A General Approach to Integrated Risk Management with Skewed, Fat-tailed Risks
by Joshua V. Rosenberg of the Federal Reserve Bank of New York, and
February 4, 2005
Abstract: Integrated risk management in a financial institution requires an approach for aggregating risk types (market, credit, and operational) whose distributional shapes vary considerably. In this paper, we construct the joint risk distribution for a typical large, internationally active bank using the method of copulas. This technique allows us to incorporate realistic marginal distributions, both conditional and unconditional, that capture some of the essential empirical features of these risks such as skewness and fat-tails while allowing for a rich dependence structure. We explore the impact of business mix and inter-risk correlations on total risk, whether measured by value-at-risk or expected shortfall.
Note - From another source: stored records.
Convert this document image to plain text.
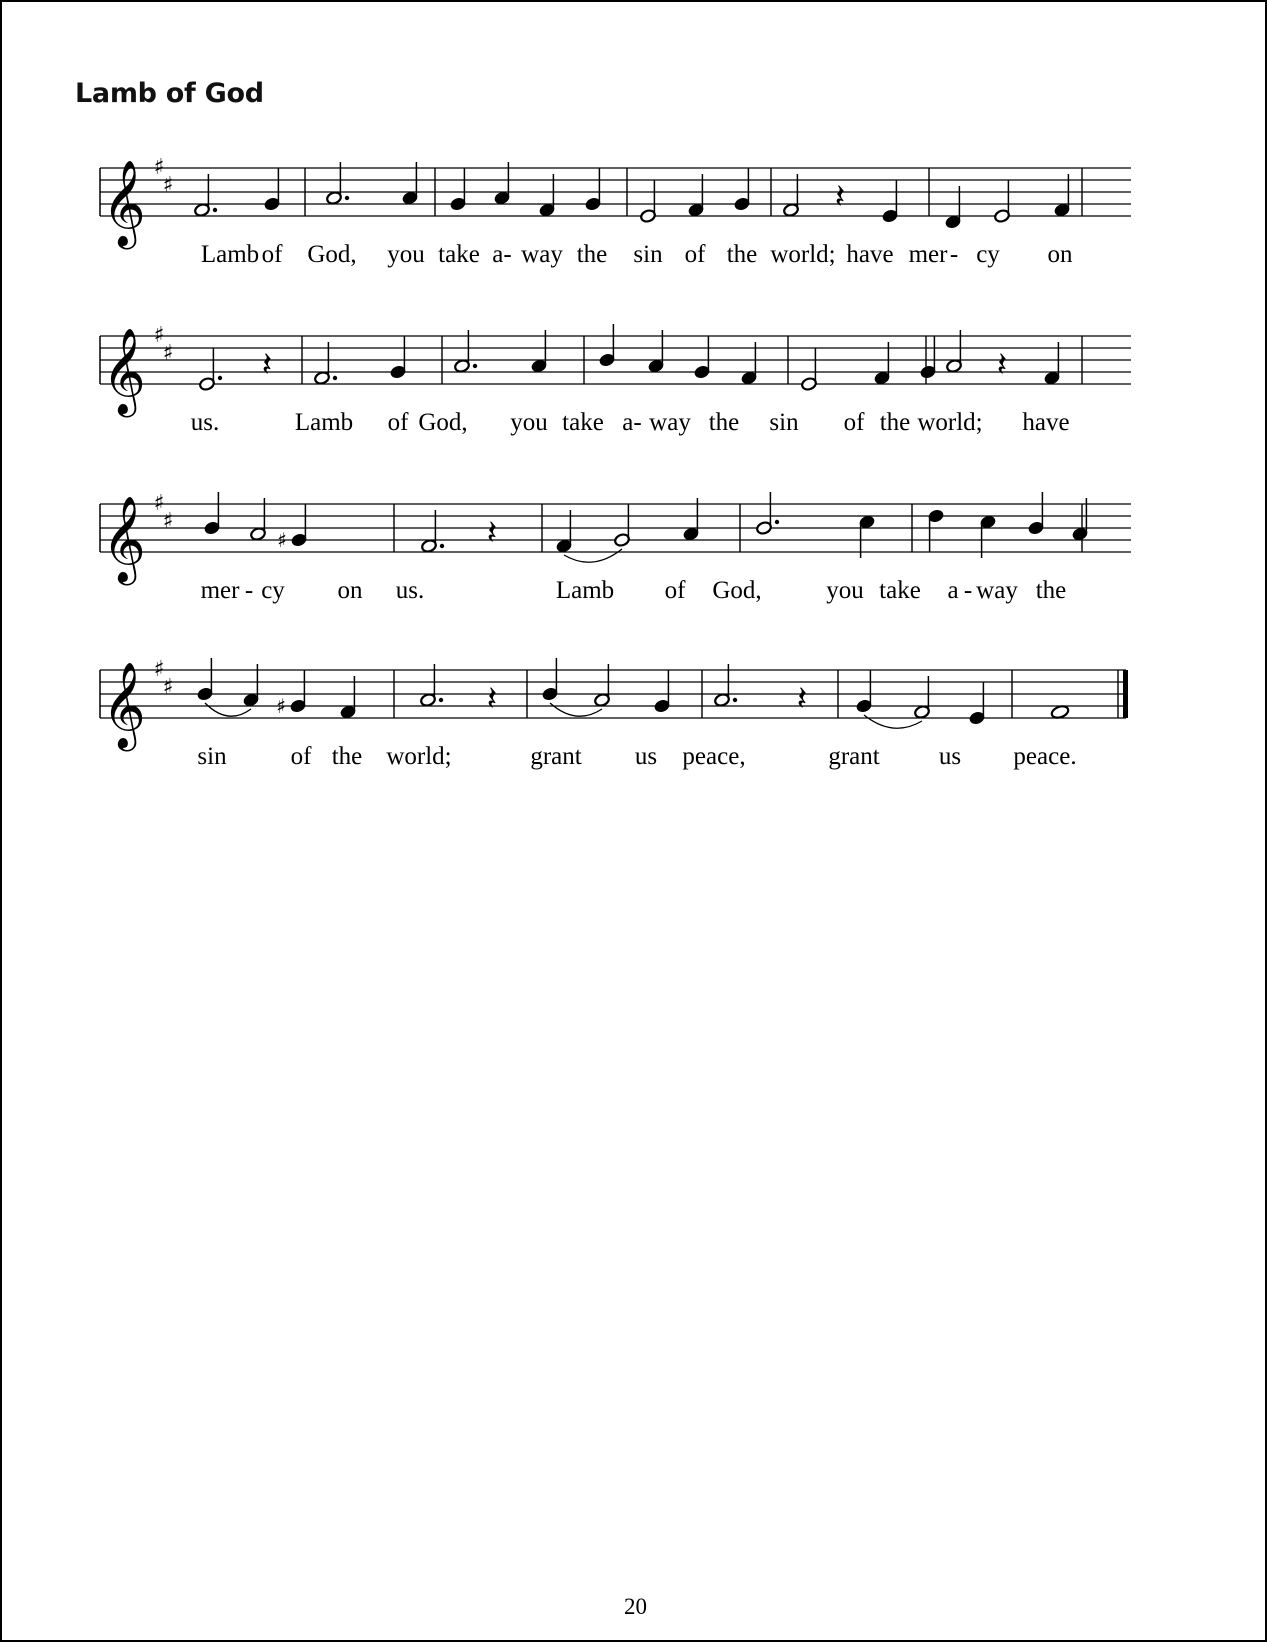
Lamb of God
𝄞 ♯
♯	𝄽
Lamb of God, you take a- way the sin of the world; have mer - cy on
𝄞 ♯
♯	𝄽	𝄽
us.	Lamb of God, you take a- way the sin of the world; have
𝄞 ♯
♯
♯	𝄽
mer - cy on us.	Lamb of God,	you take a - way the
𝄞 ♯
♯
♯	𝄽	𝄽
sin	of the world;	grant us peace,	grant us peace.
20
We find that given a risk type, total risk is more sensitive to differences in business mix or risk weights than to differences in inter-risk correlations. There is a complex relationship between volatility and fat-tails in determining the total risk: depending on the setting, they either offset or reinforce each other. The choice of copula (normal versus Student-t), which determines the level of tail dependence, has a more modest effect on risk. We then compare the copula-based method with several conventional approaches to computing risk.
Keywords: Market risk, credit risk, operational risk, risk diversification, copula.
Published in: Journal of Financial Economics, Vol. 79, No. 3, (March 2006), pp. 569-614.